Nothing could be further from true. By having a high-paying job I was able to tuck away a little savings. I’m laughably far from rich. But if it takes me eight months to get my side business profitable? I can withstand that.
What I’m doing is risky, no doubt. But it’s a feasible risk. It’s a risk that I’m able to somewhat-comfortably take, and I’m so thankful for that.
What Will People Think?
Most people (that care at all) aren’t going to like this decision. I know this for a fact, because I’ve already told a few people. The condescending voices have and will continue to be plenty. People will continue to think that I’m an idiot that doesn’t know a good thing. People will continue to think that I’m a lost hippie.
Those people might be jealous that I had the courage to do this. Or they might genuinely think that I’m an idiot. Probably a touch of both if I had to guess.

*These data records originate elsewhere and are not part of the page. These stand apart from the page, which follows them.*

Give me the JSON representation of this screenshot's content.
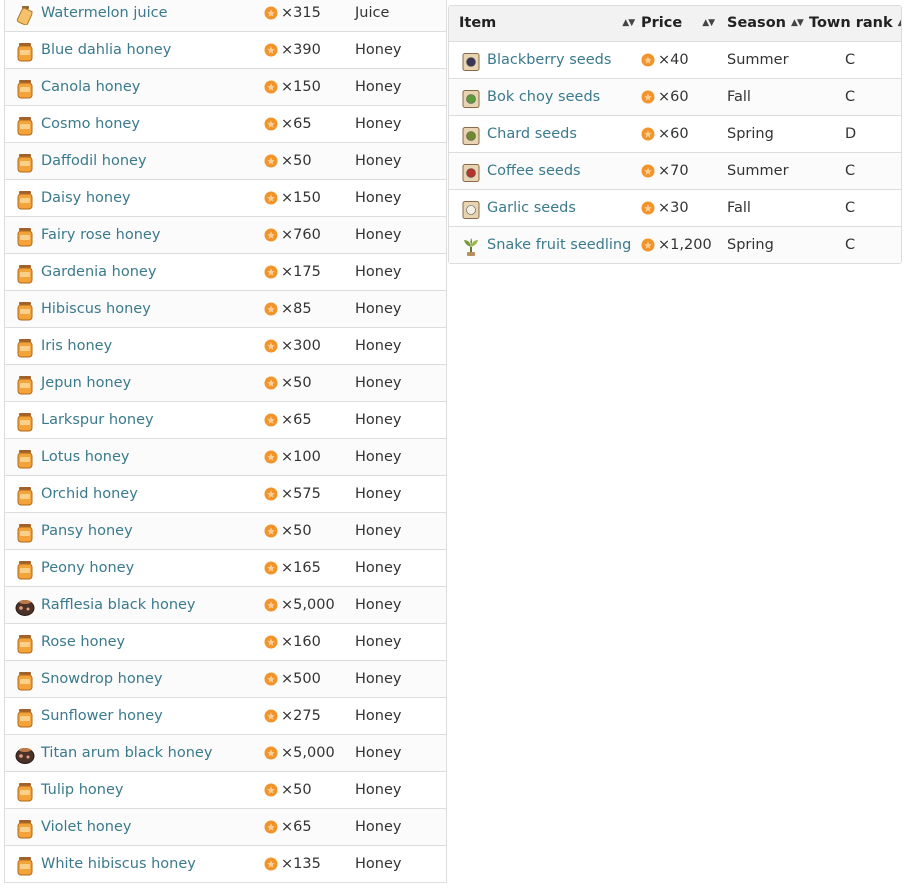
{
  "left_table": {
    "rows": [
      {
        "item": "Watermelon juice",
        "price": "315",
        "type": "Juice",
        "icon": "juice-bottle-icon"
      },
      {
        "item": "Blue dahlia honey",
        "price": "390",
        "type": "Honey",
        "icon": "honey-jar-icon"
      },
      {
        "item": "Canola honey",
        "price": "150",
        "type": "Honey",
        "icon": "honey-jar-icon"
      },
      {
        "item": "Cosmo honey",
        "price": "65",
        "type": "Honey",
        "icon": "honey-jar-icon"
      },
      {
        "item": "Daffodil honey",
        "price": "50",
        "type": "Honey",
        "icon": "honey-jar-icon"
      },
      {
        "item": "Daisy honey",
        "price": "150",
        "type": "Honey",
        "icon": "honey-jar-icon"
      },
      {
        "item": "Fairy rose honey",
        "price": "760",
        "type": "Honey",
        "icon": "honey-jar-icon"
      },
      {
        "item": "Gardenia honey",
        "price": "175",
        "type": "Honey",
        "icon": "honey-jar-icon"
      },
      {
        "item": "Hibiscus honey",
        "price": "85",
        "type": "Honey",
        "icon": "honey-jar-icon"
      },
      {
        "item": "Iris honey",
        "price": "300",
        "type": "Honey",
        "icon": "honey-jar-icon"
      },
      {
        "item": "Jepun honey",
        "price": "50",
        "type": "Honey",
        "icon": "honey-jar-icon"
      },
      {
        "item": "Larkspur honey",
        "price": "65",
        "type": "Honey",
        "icon": "honey-jar-icon"
      },
      {
        "item": "Lotus honey",
        "price": "100",
        "type": "Honey",
        "icon": "honey-jar-icon"
      },
      {
        "item": "Orchid honey",
        "price": "575",
        "type": "Honey",
        "icon": "honey-jar-icon"
      },
      {
        "item": "Pansy honey",
        "price": "50",
        "type": "Honey",
        "icon": "honey-jar-icon"
      },
      {
        "item": "Peony honey",
        "price": "165",
        "type": "Honey",
        "icon": "honey-jar-icon"
      },
      {
        "item": "Rafflesia black honey",
        "price": "5,000",
        "type": "Honey",
        "icon": "black-honey-icon"
      },
      {
        "item": "Rose honey",
        "price": "160",
        "type": "Honey",
        "icon": "honey-jar-icon"
      },
      {
        "item": "Snowdrop honey",
        "price": "500",
        "type": "Honey",
        "icon": "honey-jar-icon"
      },
      {
        "item": "Sunflower honey",
        "price": "275",
        "type": "Honey",
        "icon": "honey-jar-icon"
      },
      {
        "item": "Titan arum black honey",
        "price": "5,000",
        "type": "Honey",
        "icon": "black-honey-icon"
      },
      {
        "item": "Tulip honey",
        "price": "50",
        "type": "Honey",
        "icon": "honey-jar-icon"
      },
      {
        "item": "Violet honey",
        "price": "65",
        "type": "Honey",
        "icon": "honey-jar-icon"
      },
      {
        "item": "White hibiscus honey",
        "price": "135",
        "type": "Honey",
        "icon": "honey-jar-icon"
      }
    ]
  },
  "right_table": {
    "headers": {
      "item": "Item",
      "price": "Price",
      "season": "Season",
      "rank": "Town rank",
      "sort_glyph": "▲▼"
    },
    "rows": [
      {
        "item": "Blackberry seeds",
        "price": "40",
        "season": "Summer",
        "rank": "C",
        "icon": "seed-packet-icon",
        "accent": "#3b3658"
      },
      {
        "item": "Bok choy seeds",
        "price": "60",
        "season": "Fall",
        "rank": "C",
        "icon": "seed-packet-icon",
        "accent": "#5c9a3a"
      },
      {
        "item": "Chard seeds",
        "price": "60",
        "season": "Spring",
        "rank": "D",
        "icon": "seed-packet-icon",
        "accent": "#6e8a2e"
      },
      {
        "item": "Coffee seeds",
        "price": "70",
        "season": "Summer",
        "rank": "C",
        "icon": "seed-packet-icon",
        "accent": "#b2342a"
      },
      {
        "item": "Garlic seeds",
        "price": "30",
        "season": "Fall",
        "rank": "C",
        "icon": "seed-packet-icon",
        "accent": "#f2efe6"
      },
      {
        "item": "Snake fruit seedling",
        "price": "1,200",
        "season": "Spring",
        "rank": "C",
        "icon": "seedling-icon",
        "accent": "#7a9a3a"
      }
    ]
  },
  "currency": {
    "icon": "coin-icon",
    "times": "×",
    "color": "#f2942a"
  },
  "colors": {
    "link": "#3a7a8c",
    "border": "#dddddd",
    "header_bg": "#f2f2f2"
  }
}
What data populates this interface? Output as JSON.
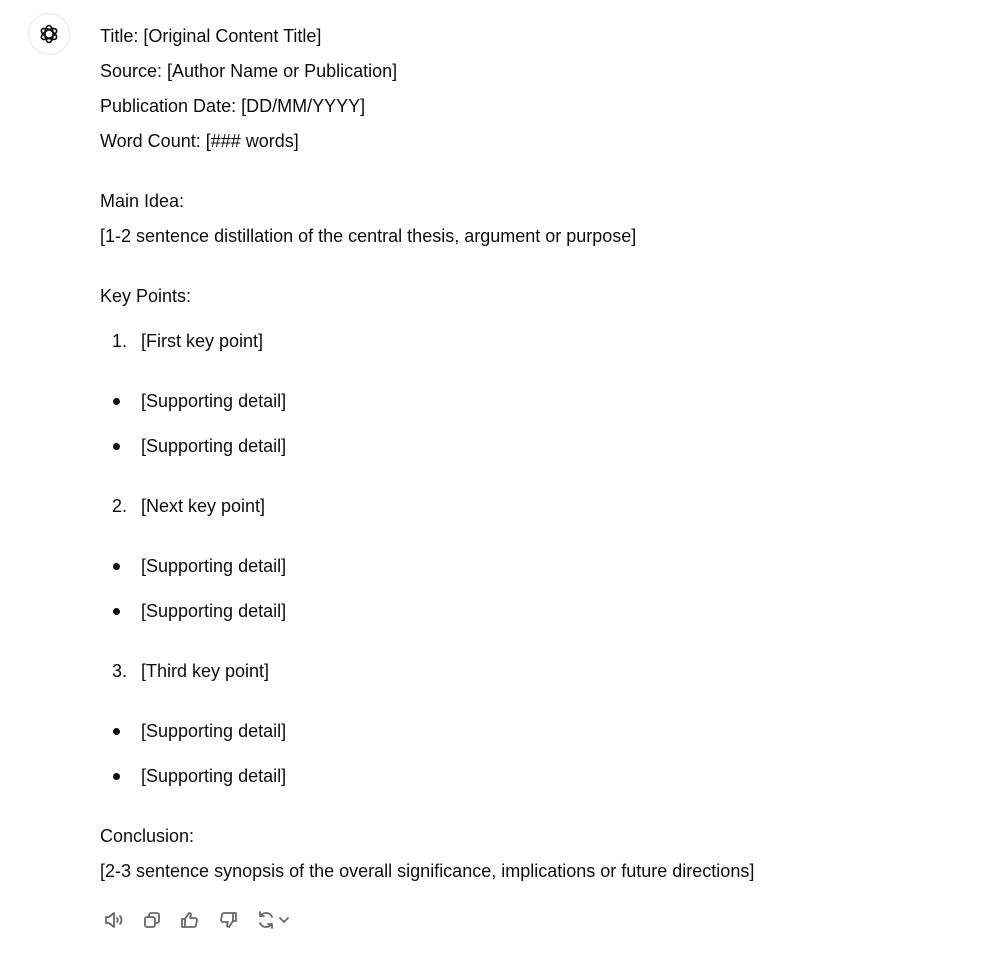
{
  "message": {
    "avatar_icon": "openai-logo-icon",
    "header_lines": [
      "Title: [Original Content Title]",
      "Source: [Author Name or Publication]",
      "Publication Date: [DD/MM/YYYY]",
      "Word Count: [### words]"
    ],
    "main_idea": {
      "label": "Main Idea:",
      "text": "[1-2 sentence distillation of the central thesis, argument or purpose]"
    },
    "key_points": {
      "label": "Key Points:",
      "items": [
        {
          "number": "1.",
          "text": "[First key point]",
          "details": [
            "[Supporting detail]",
            "[Supporting detail]"
          ]
        },
        {
          "number": "2.",
          "text": "[Next key point]",
          "details": [
            "[Supporting detail]",
            "[Supporting detail]"
          ]
        },
        {
          "number": "3.",
          "text": "[Third key point]",
          "details": [
            "[Supporting detail]",
            "[Supporting detail]"
          ]
        }
      ]
    },
    "conclusion": {
      "label": "Conclusion:",
      "text": "[2-3 sentence synopsis of the overall significance, implications or future directions]"
    }
  },
  "actions": [
    "read-aloud-icon",
    "copy-icon",
    "thumbs-up-icon",
    "thumbs-down-icon",
    "regenerate-icon",
    "chevron-down-icon"
  ]
}
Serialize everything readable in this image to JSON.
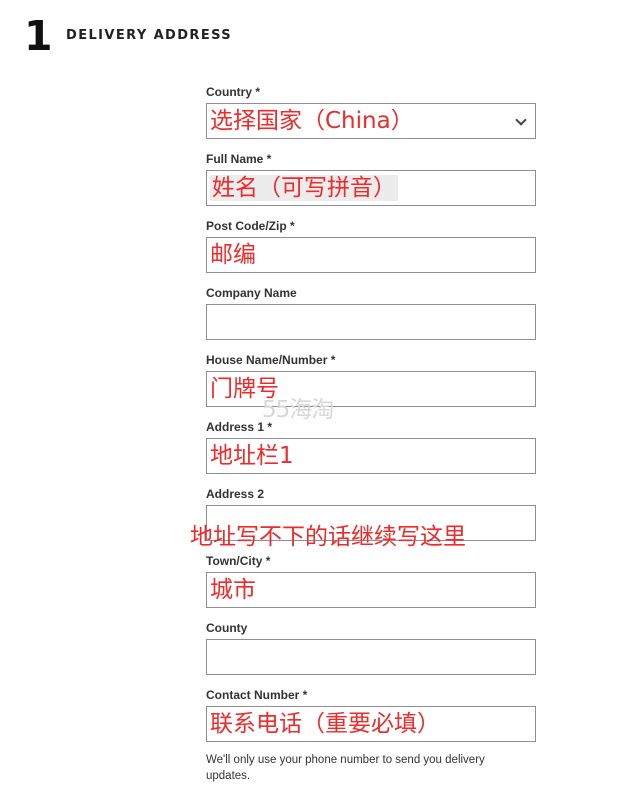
{
  "section": {
    "number": "1",
    "title": "DELIVERY ADDRESS"
  },
  "fields": {
    "country": {
      "label": "Country *",
      "annotation": "选择国家（China）"
    },
    "full_name": {
      "label": "Full Name *",
      "annotation": "姓名（可写拼音）"
    },
    "post_code": {
      "label": "Post Code/Zip *",
      "annotation": "邮编"
    },
    "company": {
      "label": "Company Name",
      "annotation": ""
    },
    "house": {
      "label": "House Name/Number *",
      "annotation": "门牌号"
    },
    "address1": {
      "label": "Address 1 *",
      "annotation": "地址栏1"
    },
    "address2": {
      "label": "Address 2",
      "annotation": "地址写不下的话继续写这里"
    },
    "town": {
      "label": "Town/City *",
      "annotation": "城市"
    },
    "county": {
      "label": "County",
      "annotation": ""
    },
    "contact": {
      "label": "Contact Number *",
      "annotation": "联系电话（重要必填）"
    }
  },
  "helper_text": "We'll only use your phone number to send you delivery updates.",
  "watermark": "55海淘",
  "colors": {
    "annotation": "#ee2a2a",
    "border": "#8f8f8f",
    "watermark": "#d8d8d8"
  },
  "icons": {
    "select_arrow": "chevron-down-icon"
  }
}
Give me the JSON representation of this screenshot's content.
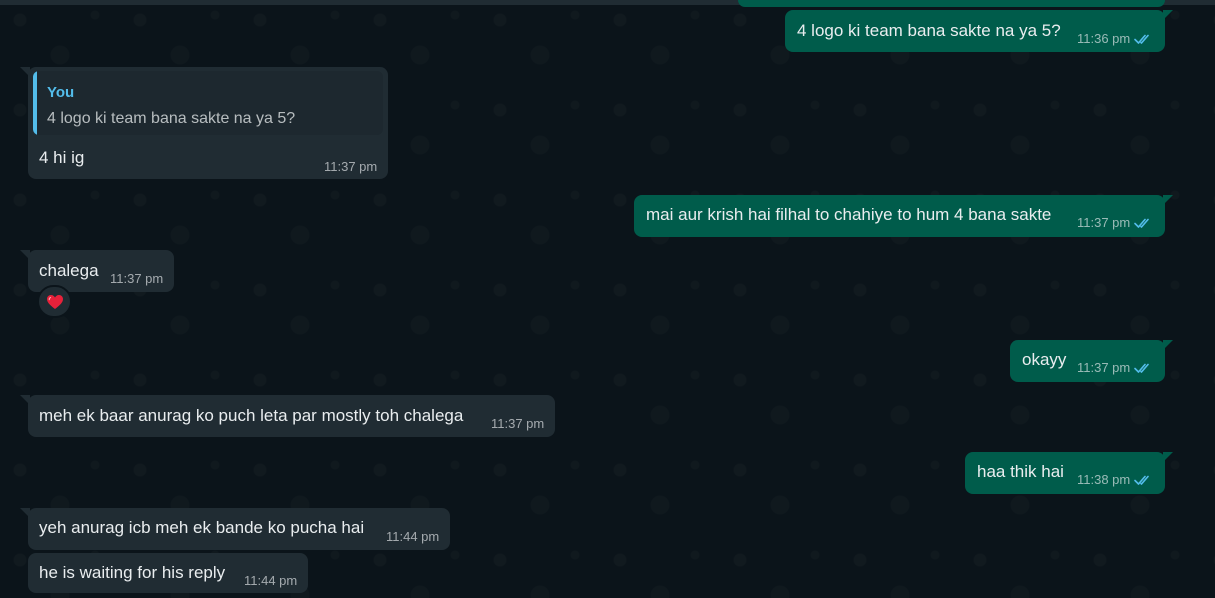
{
  "conversation": {
    "messages": [
      {
        "direction": "outgoing",
        "text": "4 logo ki team bana sakte na ya 5?",
        "time": "11:36 pm",
        "status_icon": "double-check-icon"
      },
      {
        "direction": "incoming",
        "quote": {
          "author": "You",
          "text": "4 logo ki team bana sakte na ya 5?"
        },
        "text": "4 hi ig",
        "time": "11:37 pm"
      },
      {
        "direction": "outgoing",
        "text": "mai aur krish hai filhal to chahiye to hum 4 bana sakte",
        "time": "11:37 pm",
        "status_icon": "double-check-icon"
      },
      {
        "direction": "incoming",
        "text": "chalega",
        "time": "11:37 pm",
        "reaction": "❤️"
      },
      {
        "direction": "outgoing",
        "text": "okayy",
        "time": "11:37 pm",
        "status_icon": "double-check-icon"
      },
      {
        "direction": "incoming",
        "text": "meh ek baar anurag ko puch leta par mostly toh chalega",
        "time": "11:37 pm"
      },
      {
        "direction": "outgoing",
        "text": "haa thik hai",
        "time": "11:38 pm",
        "status_icon": "double-check-icon"
      },
      {
        "direction": "incoming",
        "text": "yeh anurag icb meh ek bande ko pucha hai",
        "time": "11:44 pm"
      },
      {
        "direction": "incoming",
        "text": "he is waiting for his reply",
        "time": "11:44 pm"
      }
    ]
  },
  "colors": {
    "background": "#0b141a",
    "outgoing_bubble": "#005c4b",
    "incoming_bubble": "#202c33",
    "read_ticks": "#53bdeb",
    "quote_accent": "#53bdeb"
  }
}
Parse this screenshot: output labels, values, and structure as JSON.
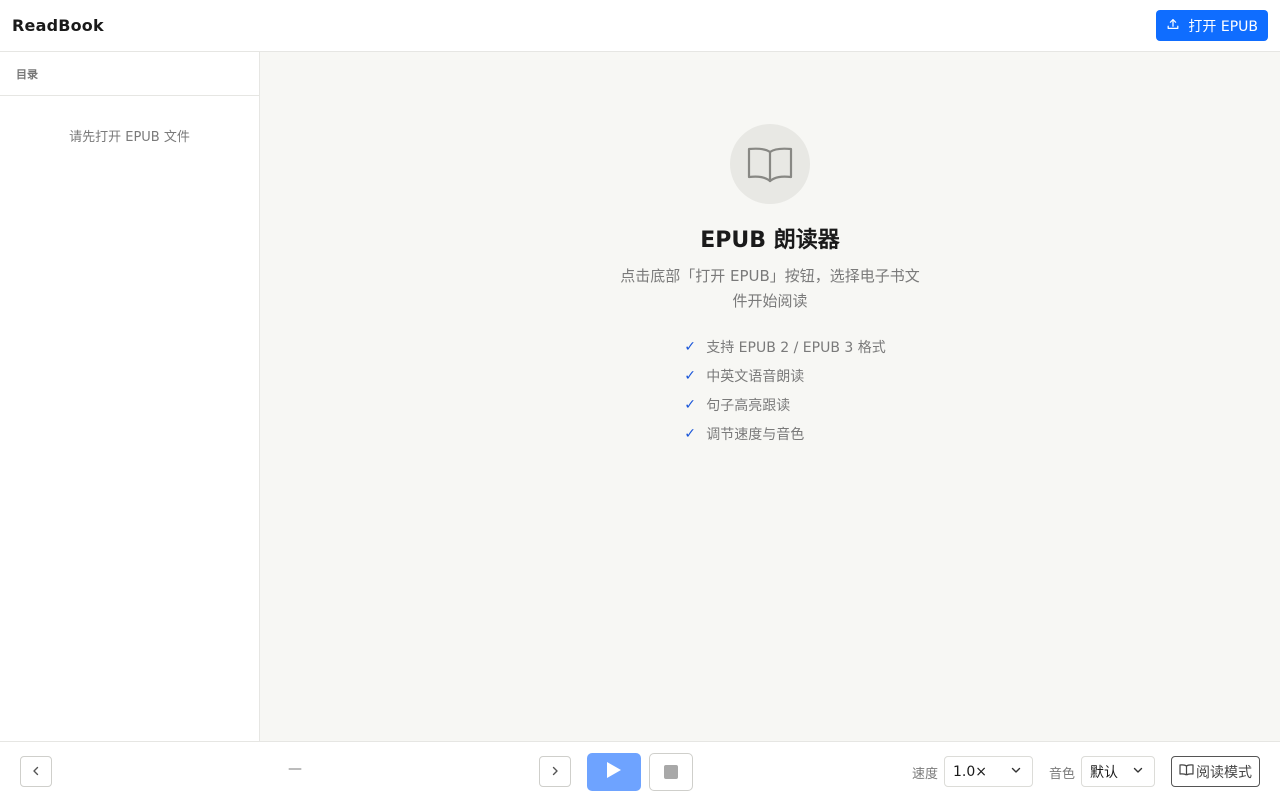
{
  "header": {
    "app_title": "ReadBook",
    "open_button_label": "打开 EPUB"
  },
  "sidebar": {
    "title": "目录",
    "empty_text": "请先打开 EPUB 文件"
  },
  "main": {
    "welcome_title": "EPUB 朗读器",
    "welcome_description": "点击底部「打开 EPUB」按钮，选择电子书文件开始阅读",
    "features": [
      "支持 EPUB 2 / EPUB 3 格式",
      "中英文语音朗读",
      "句子高亮跟读",
      "调节速度与音色"
    ]
  },
  "footer": {
    "chapter_indicator": "—",
    "speed_label": "速度",
    "speed_value": "1.0×",
    "voice_label": "音色",
    "voice_value": "默认",
    "reading_mode_label": "阅读模式"
  },
  "colors": {
    "accent": "#0f6dff",
    "play_button": "#6ea3ff",
    "check": "#1a56d9",
    "main_background": "#f7f7f4"
  },
  "icons": {
    "open": "upload-icon",
    "book": "open-book-icon",
    "check": "check-icon",
    "prev": "chevron-left-icon",
    "next": "chevron-right-icon",
    "play": "play-icon",
    "stop": "stop-icon",
    "dropdown": "chevron-down-icon",
    "reading_mode": "book-icon"
  }
}
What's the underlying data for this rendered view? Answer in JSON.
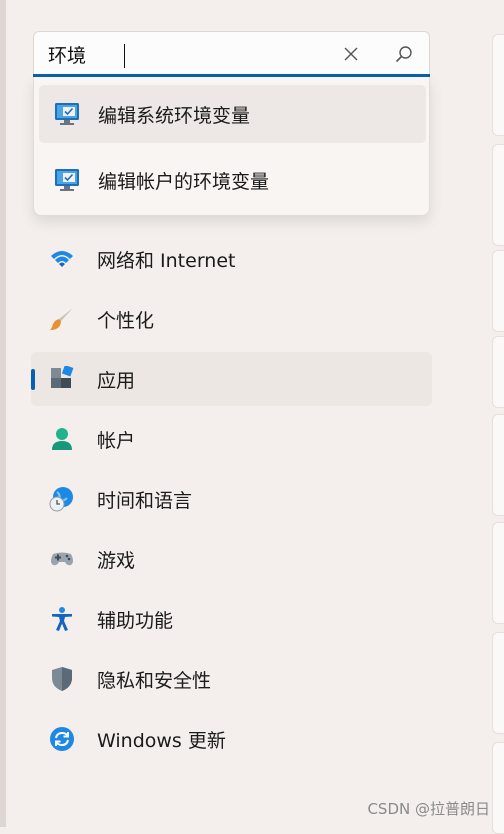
{
  "search": {
    "value": "环境",
    "placeholder": "",
    "clear_icon": "close-icon",
    "search_icon": "search-icon"
  },
  "suggestions": [
    {
      "label": "编辑系统环境变量",
      "icon": "system-properties-icon"
    },
    {
      "label": "编辑帐户的环境变量",
      "icon": "system-properties-icon"
    }
  ],
  "nav": {
    "items": [
      {
        "label": "网络和 Internet",
        "icon": "wifi-icon"
      },
      {
        "label": "个性化",
        "icon": "paintbrush-icon"
      },
      {
        "label": "应用",
        "icon": "apps-icon",
        "selected": true
      },
      {
        "label": "帐户",
        "icon": "account-icon"
      },
      {
        "label": "时间和语言",
        "icon": "globe-clock-icon"
      },
      {
        "label": "游戏",
        "icon": "gamepad-icon"
      },
      {
        "label": "辅助功能",
        "icon": "accessibility-icon"
      },
      {
        "label": "隐私和安全性",
        "icon": "shield-icon"
      },
      {
        "label": "Windows 更新",
        "icon": "update-icon"
      }
    ]
  },
  "watermark": "CSDN @拉普朗日",
  "colors": {
    "accent": "#0a5fb4",
    "background": "#f4efec",
    "selected_bg": "#ede7e3"
  }
}
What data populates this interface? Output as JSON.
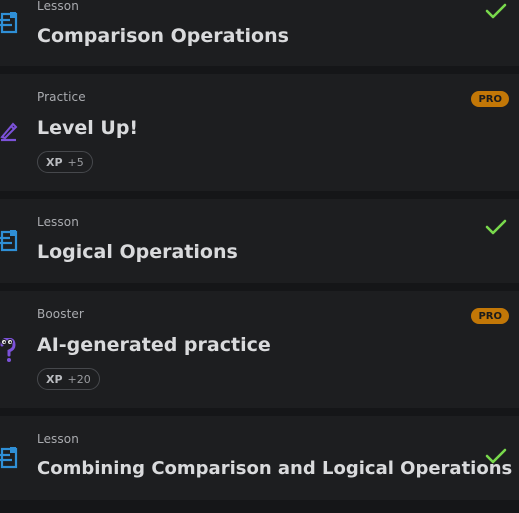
{
  "colors": {
    "background": "#151618",
    "card": "#1d1e20",
    "lesson_icon": "#2f8fd6",
    "practice_icon": "#7c52d9",
    "check": "#79d94c",
    "pro_badge": "#c27707"
  },
  "items": [
    {
      "kind": "Lesson",
      "title": "Comparison Operations",
      "icon": "lesson-doc-icon",
      "status": "completed-check-icon"
    },
    {
      "kind": "Practice",
      "title": "Level Up!",
      "icon": "pencil-practice-icon",
      "badge": "PRO",
      "xp_label": "XP",
      "xp_amount": "+5"
    },
    {
      "kind": "Lesson",
      "title": "Logical Operations",
      "icon": "lesson-doc-icon",
      "status": "completed-check-icon"
    },
    {
      "kind": "Booster",
      "title": "AI-generated practice",
      "icon": "question-booster-icon",
      "badge": "PRO",
      "xp_label": "XP",
      "xp_amount": "+20"
    },
    {
      "kind": "Lesson",
      "title": "Combining Comparison and Logical Operations",
      "icon": "lesson-doc-icon",
      "status": "completed-check-icon"
    }
  ]
}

I wish I could convey to you just how little I care.
I’m not trying to put on a facade. I do care what people think about me. But only certain people. And those certain people, at worst, would be neutral about such a decision.
What About You?
I’m not encouraging you to quit your job. I’m not encouraging you not to, either. I’m just talking.
I don’t hate 9-5 jobs. I don’t hate “the man.” I don’t think everybody should quit their jobs and work for themselves. I just needed, for myself, to try something different for a while.